Publications

Ryan Cameron Wong, Necati Cihan Camgöz, Richard Bowden (2023)Learnt Contrastive Concept Embeddings for Sign Recognition Institute of Electrical and Electronics Engineers (IEEE)

In natural language processing (NLP) of spoken languages , word embeddings have been shown to be a useful method to encode the meaning of words. Sign languages are visual languages, which require sign embeddings to capture the visual and linguistic semantics of sign. Unlike many common approaches to Sign Recognition, we focus on explicitly creating sign embeddings that bridge the gap between sign language and spoken language. We propose a learning framework to derive LCC (Learnt Con-trastive Concept) embeddings for sign language, a weakly supervised contrastive approach to learning sign embed-dings. We train a vocabulary of embeddings that are based on the linguistic labels for sign video. Additionally, we develop a conceptual similarity loss which is able to utilise word embeddings from NLP methods to create sign embed-dings that have better sign language to spoken language correspondence. These learnt representations allow the model to automatically localise the sign in time. Our approach achieves state-of-the-art keypoint-based sign recognition performance on the WLASL and BOBSL datasets.

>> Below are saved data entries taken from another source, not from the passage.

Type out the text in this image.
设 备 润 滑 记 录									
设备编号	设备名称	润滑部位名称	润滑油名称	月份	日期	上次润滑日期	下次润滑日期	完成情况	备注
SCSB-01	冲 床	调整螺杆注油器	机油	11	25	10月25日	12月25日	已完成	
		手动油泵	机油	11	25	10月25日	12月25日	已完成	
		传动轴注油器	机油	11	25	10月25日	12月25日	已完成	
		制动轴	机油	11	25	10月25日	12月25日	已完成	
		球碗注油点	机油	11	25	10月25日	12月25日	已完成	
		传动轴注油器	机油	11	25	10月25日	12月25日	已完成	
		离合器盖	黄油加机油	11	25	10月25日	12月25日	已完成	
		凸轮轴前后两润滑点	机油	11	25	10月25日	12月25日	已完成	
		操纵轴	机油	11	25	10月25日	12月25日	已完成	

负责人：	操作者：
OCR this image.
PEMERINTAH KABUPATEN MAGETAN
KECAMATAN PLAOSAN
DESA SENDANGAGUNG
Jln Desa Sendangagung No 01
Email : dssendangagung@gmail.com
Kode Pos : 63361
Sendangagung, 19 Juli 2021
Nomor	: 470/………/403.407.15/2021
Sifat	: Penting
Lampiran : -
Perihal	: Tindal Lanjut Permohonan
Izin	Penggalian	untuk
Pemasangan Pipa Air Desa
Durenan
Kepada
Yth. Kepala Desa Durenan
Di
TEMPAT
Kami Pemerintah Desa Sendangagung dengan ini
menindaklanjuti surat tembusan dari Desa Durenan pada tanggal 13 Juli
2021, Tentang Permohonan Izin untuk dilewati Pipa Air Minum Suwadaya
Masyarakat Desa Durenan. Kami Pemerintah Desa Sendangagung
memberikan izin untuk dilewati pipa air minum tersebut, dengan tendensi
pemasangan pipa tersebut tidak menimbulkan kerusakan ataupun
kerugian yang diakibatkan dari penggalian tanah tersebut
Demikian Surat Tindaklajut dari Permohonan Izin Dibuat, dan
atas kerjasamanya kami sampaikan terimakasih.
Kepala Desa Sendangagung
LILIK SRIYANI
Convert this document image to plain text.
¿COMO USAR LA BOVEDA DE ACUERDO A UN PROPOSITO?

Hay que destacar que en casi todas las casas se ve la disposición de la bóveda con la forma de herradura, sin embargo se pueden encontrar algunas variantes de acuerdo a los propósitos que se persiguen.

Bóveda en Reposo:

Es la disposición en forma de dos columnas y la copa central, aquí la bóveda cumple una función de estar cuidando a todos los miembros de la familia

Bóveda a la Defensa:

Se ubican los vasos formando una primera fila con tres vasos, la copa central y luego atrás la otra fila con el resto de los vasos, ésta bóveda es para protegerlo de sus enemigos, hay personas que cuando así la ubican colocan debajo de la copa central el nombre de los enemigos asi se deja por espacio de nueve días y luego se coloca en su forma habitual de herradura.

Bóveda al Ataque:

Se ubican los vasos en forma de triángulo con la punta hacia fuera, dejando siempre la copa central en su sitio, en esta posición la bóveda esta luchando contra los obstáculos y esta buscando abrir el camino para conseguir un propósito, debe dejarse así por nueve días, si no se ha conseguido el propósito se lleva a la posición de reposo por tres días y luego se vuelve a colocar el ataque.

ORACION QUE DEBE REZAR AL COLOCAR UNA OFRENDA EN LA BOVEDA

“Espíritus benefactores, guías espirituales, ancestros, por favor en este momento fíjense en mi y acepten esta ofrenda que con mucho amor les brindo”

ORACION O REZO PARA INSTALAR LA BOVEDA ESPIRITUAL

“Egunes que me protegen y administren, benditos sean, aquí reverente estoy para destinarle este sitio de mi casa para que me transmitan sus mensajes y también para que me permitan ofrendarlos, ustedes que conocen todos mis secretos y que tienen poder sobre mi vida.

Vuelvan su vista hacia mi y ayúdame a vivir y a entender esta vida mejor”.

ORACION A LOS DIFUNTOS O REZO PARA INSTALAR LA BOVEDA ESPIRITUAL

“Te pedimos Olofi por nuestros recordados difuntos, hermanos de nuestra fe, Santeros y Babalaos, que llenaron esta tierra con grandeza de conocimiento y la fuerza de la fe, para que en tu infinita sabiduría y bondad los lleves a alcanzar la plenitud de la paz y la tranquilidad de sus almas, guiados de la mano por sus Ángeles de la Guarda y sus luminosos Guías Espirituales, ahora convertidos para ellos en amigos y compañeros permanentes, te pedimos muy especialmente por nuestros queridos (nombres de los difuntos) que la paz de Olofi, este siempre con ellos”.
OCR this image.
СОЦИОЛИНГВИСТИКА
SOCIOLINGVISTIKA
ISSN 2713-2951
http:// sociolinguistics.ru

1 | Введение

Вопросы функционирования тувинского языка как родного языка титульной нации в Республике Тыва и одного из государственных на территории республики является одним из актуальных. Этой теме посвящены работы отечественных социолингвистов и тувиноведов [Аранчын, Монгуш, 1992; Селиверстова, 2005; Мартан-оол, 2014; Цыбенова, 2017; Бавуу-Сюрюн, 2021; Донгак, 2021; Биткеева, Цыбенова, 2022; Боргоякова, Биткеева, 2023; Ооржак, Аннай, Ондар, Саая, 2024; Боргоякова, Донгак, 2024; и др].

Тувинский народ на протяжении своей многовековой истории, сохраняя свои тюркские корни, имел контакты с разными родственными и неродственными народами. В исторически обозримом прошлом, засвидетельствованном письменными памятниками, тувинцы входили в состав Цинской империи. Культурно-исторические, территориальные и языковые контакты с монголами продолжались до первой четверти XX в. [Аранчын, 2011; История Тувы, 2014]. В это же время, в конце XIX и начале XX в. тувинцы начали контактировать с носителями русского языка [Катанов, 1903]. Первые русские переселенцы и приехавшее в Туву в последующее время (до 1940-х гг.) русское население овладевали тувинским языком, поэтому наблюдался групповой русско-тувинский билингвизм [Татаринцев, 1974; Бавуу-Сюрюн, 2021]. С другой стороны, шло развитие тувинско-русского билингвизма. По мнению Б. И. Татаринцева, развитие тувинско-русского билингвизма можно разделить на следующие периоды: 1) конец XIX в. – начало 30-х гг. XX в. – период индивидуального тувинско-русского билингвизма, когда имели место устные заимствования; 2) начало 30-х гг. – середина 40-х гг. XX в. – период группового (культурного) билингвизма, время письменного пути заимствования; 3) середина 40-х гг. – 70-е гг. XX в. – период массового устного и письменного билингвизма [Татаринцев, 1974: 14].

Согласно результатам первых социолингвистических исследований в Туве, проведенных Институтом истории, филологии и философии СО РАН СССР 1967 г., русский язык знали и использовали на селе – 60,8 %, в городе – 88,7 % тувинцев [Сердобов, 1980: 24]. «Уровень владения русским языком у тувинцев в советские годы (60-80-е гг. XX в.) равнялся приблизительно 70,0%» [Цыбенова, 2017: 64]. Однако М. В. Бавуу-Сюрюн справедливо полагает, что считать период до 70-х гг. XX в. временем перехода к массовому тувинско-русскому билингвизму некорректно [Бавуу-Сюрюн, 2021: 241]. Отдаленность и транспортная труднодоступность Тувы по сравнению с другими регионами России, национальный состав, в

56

RYAN CAMERON WONG, NECATI CIHAN CAMGOZ, Richard Bowden (2022)Hierarchical I3D for Sign Spotting

Most of the vision-based sign language research to date has focused on Isolated Sign Language Recognition (ISLR), where the objective is to predict a single sign class given a short video clip. Although there has been significant progress in ISLR, its real-life applications are limited. In this paper, we focus on the challenging task of Sign Spotting instead, where the goal is to simultaneously identify and localise signs in continuous co-articulated sign videos. To address the limitations of current ISLR-based models, we propose a hierarchical sign spotting approach which learns coarse-to-fine spatio-temporal sign features to take advantage of representations at various temporal levels and provide more precise sign localisation. Specifically, we develop Hierarchical Sign I3D model (HS-I3D) which consists of a hierarchical network head that is attached to the existing spatio-temporal I3D model to exploit features at different layers of the network. We evaluate HS-I3D on the ChaLearn 2022 Sign Spotting Challenge-MSSL track and achieve a state-of-the-art 0.607 F1 score, which was the top-1 winning solution of the competition.